Pesadelo solitário de todo autor, não existe originalidade absoluta. Toda obra que é publicada vem editada. Isso vale até mesmo para aquilo que é “underground” (que não existe) ou aquele autor que você acha GE-NI-AL, mas que, em diferentes circunstâncias, seria o andarilho que habita a esquina da sua casa junto com um cachorro vira-lata e esteve sóbrio três anos atrás.

"Remember, remember, 5th of november... I had some nice whisky"

“Remember, remember, 5th of November… hic…
I had some nice whisky… “

Já falamos isso por aqui. Todo trabalho intelectual, cultural, livro, música, filme, e particularmente os quadrinhos, é resultado de um esforço coletivo, pouco importa a culpa ou mérito que se atribua ao nome que vem estampado na capa.

Se existe editora, existe interesse financeiro. Se existe gênero, existem referências que orientam. Se existe sucesso, existe público. Cabe ao autor descobrir cada um ou ser descoberto. Mas a concepção de “paternidade” (ou “maternidade”) de alguma obra é relativamente recente, de meados do século XIX. Foi quando o autor passou a submeter o rumo dos enredos diretamente ao gosto deste público mediado pelos editores.

“Hã?? Como assim? Mas e a Guerra de Tróia, o Aquiles, Ulisses e tals? Aquele cara lá, o Homero, pouta autor! Tá cheio de autor antes disso!”

"E um filme moderadamente legalzinho"

“Saiu até um filme moderadamente legalzinho”

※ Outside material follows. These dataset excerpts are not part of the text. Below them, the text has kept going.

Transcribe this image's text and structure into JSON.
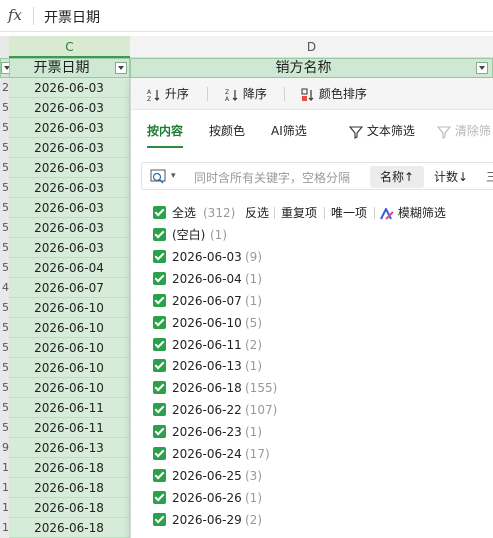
{
  "formula_bar": {
    "fx_label": "fx",
    "content": "开票日期"
  },
  "column_headers": {
    "c": "C",
    "d": "D"
  },
  "filter_headers": {
    "c": "开票日期",
    "d": "销方名称"
  },
  "rows": [
    {
      "num": "2",
      "date": "2026-06-03"
    },
    {
      "num": "5",
      "date": "2026-06-03"
    },
    {
      "num": "5",
      "date": "2026-06-03"
    },
    {
      "num": "5",
      "date": "2026-06-03"
    },
    {
      "num": "5",
      "date": "2026-06-03"
    },
    {
      "num": "5",
      "date": "2026-06-03"
    },
    {
      "num": "5",
      "date": "2026-06-03"
    },
    {
      "num": "5",
      "date": "2026-06-03"
    },
    {
      "num": "5",
      "date": "2026-06-03"
    },
    {
      "num": "5",
      "date": "2026-06-04"
    },
    {
      "num": "4",
      "date": "2026-06-07"
    },
    {
      "num": "5",
      "date": "2026-06-10"
    },
    {
      "num": "5",
      "date": "2026-06-10"
    },
    {
      "num": "5",
      "date": "2026-06-10"
    },
    {
      "num": "5",
      "date": "2026-06-10"
    },
    {
      "num": "5",
      "date": "2026-06-10"
    },
    {
      "num": "5",
      "date": "2026-06-11"
    },
    {
      "num": "5",
      "date": "2026-06-11"
    },
    {
      "num": "9",
      "date": "2026-06-13"
    },
    {
      "num": "1",
      "date": "2026-06-18"
    },
    {
      "num": "1",
      "date": "2026-06-18"
    },
    {
      "num": "1",
      "date": "2026-06-18"
    },
    {
      "num": "1",
      "date": "2026-06-18"
    }
  ],
  "sort_bar": {
    "asc": "升序",
    "desc": "降序",
    "color": "颜色排序"
  },
  "tabs": {
    "by_content": "按内容",
    "by_color": "按颜色",
    "ai": "AI筛选",
    "text_filter": "文本筛选",
    "clear": "清除筛"
  },
  "search": {
    "placeholder": "同时含所有关键字，空格分隔",
    "sort_name": "名称↑",
    "sort_count": "计数↓",
    "more": "三"
  },
  "first_line": {
    "select_all": "全选",
    "total": "(312)",
    "invert": "反选",
    "dup": "重复项",
    "unique": "唯一项",
    "fuzzy": "模糊筛选"
  },
  "items": [
    {
      "label": "(空白)",
      "count": "(1)"
    },
    {
      "label": "2026-06-03",
      "count": "(9)"
    },
    {
      "label": "2026-06-04",
      "count": "(1)"
    },
    {
      "label": "2026-06-07",
      "count": "(1)"
    },
    {
      "label": "2026-06-10",
      "count": "(5)"
    },
    {
      "label": "2026-06-11",
      "count": "(2)"
    },
    {
      "label": "2026-06-13",
      "count": "(1)"
    },
    {
      "label": "2026-06-18",
      "count": "(155)"
    },
    {
      "label": "2026-06-22",
      "count": "(107)"
    },
    {
      "label": "2026-06-23",
      "count": "(1)"
    },
    {
      "label": "2026-06-24",
      "count": "(17)"
    },
    {
      "label": "2026-06-25",
      "count": "(3)"
    },
    {
      "label": "2026-06-26",
      "count": "(1)"
    },
    {
      "label": "2026-06-29",
      "count": "(2)"
    }
  ],
  "colors": {
    "accent": "#2aa14a",
    "header_fill": "#cfe8d4",
    "row_fill": "#d6ecd9"
  }
}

Veja bem, assumir que Homero bolou toda a Ilíada é tão plausível quanto pensar que o George Lucas é a mente genial por trás do Império Contra-Ataca. A presença de um editor, ou uma equipe editorial que filtra, processa, direciona e rotula a obra original de um autor é indispensável para que ela se torne realidade.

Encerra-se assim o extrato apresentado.